Dazu soll das Entwicklungsrecht, das der Durchführung von städtebaulichen Entwicklungsmaßnahmen in den Grundstrukturen (Kapitel B. 1 und 2) näher untersucht werden. Außerdem wird im Hinblick ihre Auswirkungen auf den Anwendungsbereich der städtebaulichen Entwicklungsmaßnahme auch die wechselvolle Entwicklungsgeschichte näher in den Blick genommen (Kapitel B. 3). Zur Beantwortung der vorangehend aufgeworfenen Fragen müssen zunächst die Anwendungsvoraussetzungen und Anwendungsbereiche der städtebaulichen Entwicklungsmaßnahme ins Zentrum der Betrachtungen gerückt werden (Kapitel B. 4 und 5).
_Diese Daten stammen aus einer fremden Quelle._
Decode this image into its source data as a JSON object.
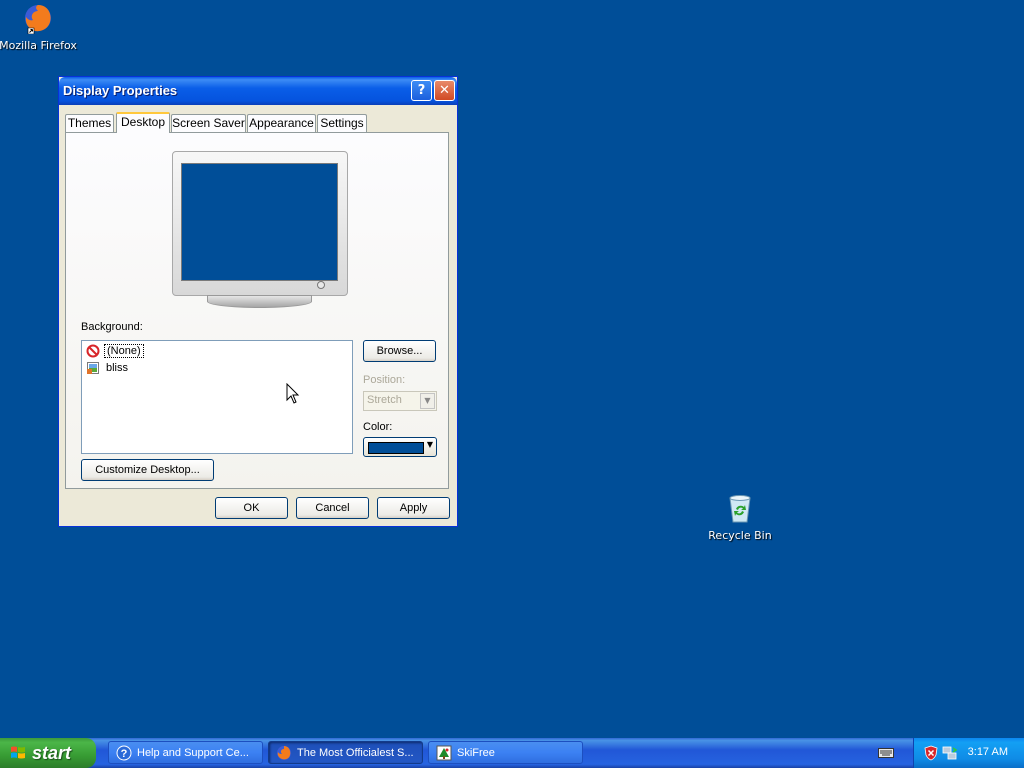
{
  "desktop": {
    "icons": [
      {
        "label": "Mozilla Firefox",
        "icon": "firefox-icon"
      },
      {
        "label": "Recycle Bin",
        "icon": "recycle-bin-icon"
      }
    ],
    "background_color": "#004e98"
  },
  "dialog": {
    "title": "Display Properties",
    "help_glyph": "?",
    "close_glyph": "✕",
    "tabs": [
      {
        "label": "Themes",
        "active": false
      },
      {
        "label": "Desktop",
        "active": true
      },
      {
        "label": "Screen Saver",
        "active": false
      },
      {
        "label": "Appearance",
        "active": false
      },
      {
        "label": "Settings",
        "active": false
      }
    ],
    "background_label": "Background:",
    "background_items": [
      {
        "label": "(None)",
        "icon": "none-icon",
        "selected": true
      },
      {
        "label": "bliss",
        "icon": "image-file-icon",
        "selected": false
      }
    ],
    "browse_label": "Browse...",
    "position_label": "Position:",
    "position_value": "Stretch",
    "color_label": "Color:",
    "color_value": "#004e98",
    "customize_label": "Customize Desktop...",
    "ok_label": "OK",
    "cancel_label": "Cancel",
    "apply_label": "Apply"
  },
  "taskbar": {
    "start_label": "start",
    "tasks": [
      {
        "label": "Help and Support Ce...",
        "icon": "help-icon",
        "active": false
      },
      {
        "label": "The Most Officialest S...",
        "icon": "firefox-icon",
        "active": true
      },
      {
        "label": "SkiFree",
        "icon": "skifree-icon",
        "active": false
      }
    ],
    "clock": "3:17 AM"
  }
}
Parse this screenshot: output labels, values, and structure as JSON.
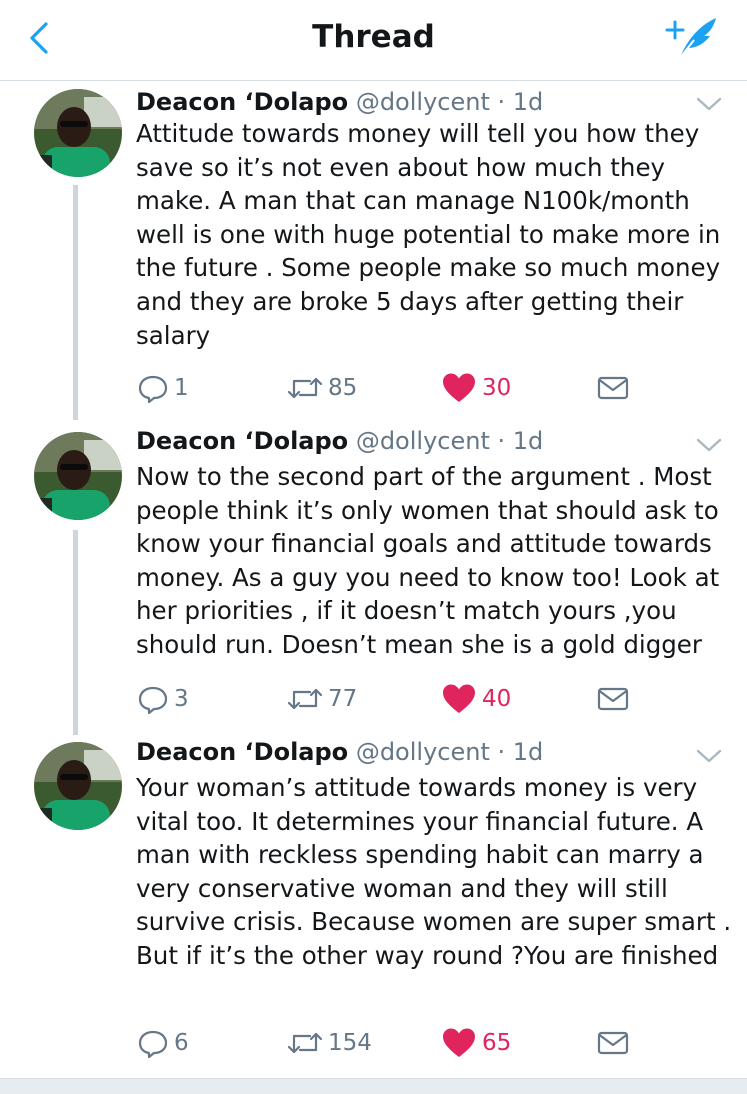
{
  "header": {
    "title": "Thread",
    "back_icon": "chevron-left-icon",
    "compose_icon": "compose-tweet-icon",
    "accent": "#1da1f2"
  },
  "tweets": [
    {
      "name": "Deacon ‘Dolapo",
      "handle": "@dollycent",
      "time": "· 1d",
      "text": "Attitude towards money will tell you how they save so it’s not even about how much they make. A man that can manage N100k/month well is one with huge potential to make more in the future . Some people make so much money and they are broke 5 days after getting their salary",
      "replies": "1",
      "retweets": "85",
      "likes": "30"
    },
    {
      "name": "Deacon ‘Dolapo",
      "handle": "@dollycent",
      "time": "· 1d",
      "text": "Now to the second part of the argument . Most people think it’s only women that should ask to know your financial goals and attitude towards money. As a guy you need to know too! Look at her priorities , if it doesn’t match yours ,you should run. Doesn’t mean she is a gold digger",
      "replies": "3",
      "retweets": "77",
      "likes": "40"
    },
    {
      "name": "Deacon ‘Dolapo",
      "handle": "@dollycent",
      "time": "· 1d",
      "text": "Your woman’s attitude towards money is very vital too. It determines your financial future. A man with reckless spending habit can marry a very conservative woman and they will still survive crisis. Because women are super smart . But if it’s the other way round ?You are finished",
      "replies": "6",
      "retweets": "154",
      "likes": "65"
    }
  ],
  "colors": {
    "like": "#e0245e",
    "meta": "#657786",
    "thread_line": "#ccd6dd"
  }
}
Sollte hiernach im Ergebnis die städtebauliche Entwicklungsmaßnahme als kommunales Instrument zur dauerhaften Linderung der Wohnungsnot eingesetzt werden können (Kapitel C), so ist schließlich weiter danach zu fragen, welchen Beitrag durch die Heranziehung der städtebaulichen Entwicklungsmaßnahme für die Baulandmobilisierung zu einer am ← 4 | 5 → Leitbild der Innenentwicklung (Kapitel D) ausgerichteten städtebaulichen Entwicklung geleistet werden kann und inwieweit gegebenenfalls auch eine Weiterentwicklung des Planungsinstruments vorgenommen werden sollte (Kapitel E).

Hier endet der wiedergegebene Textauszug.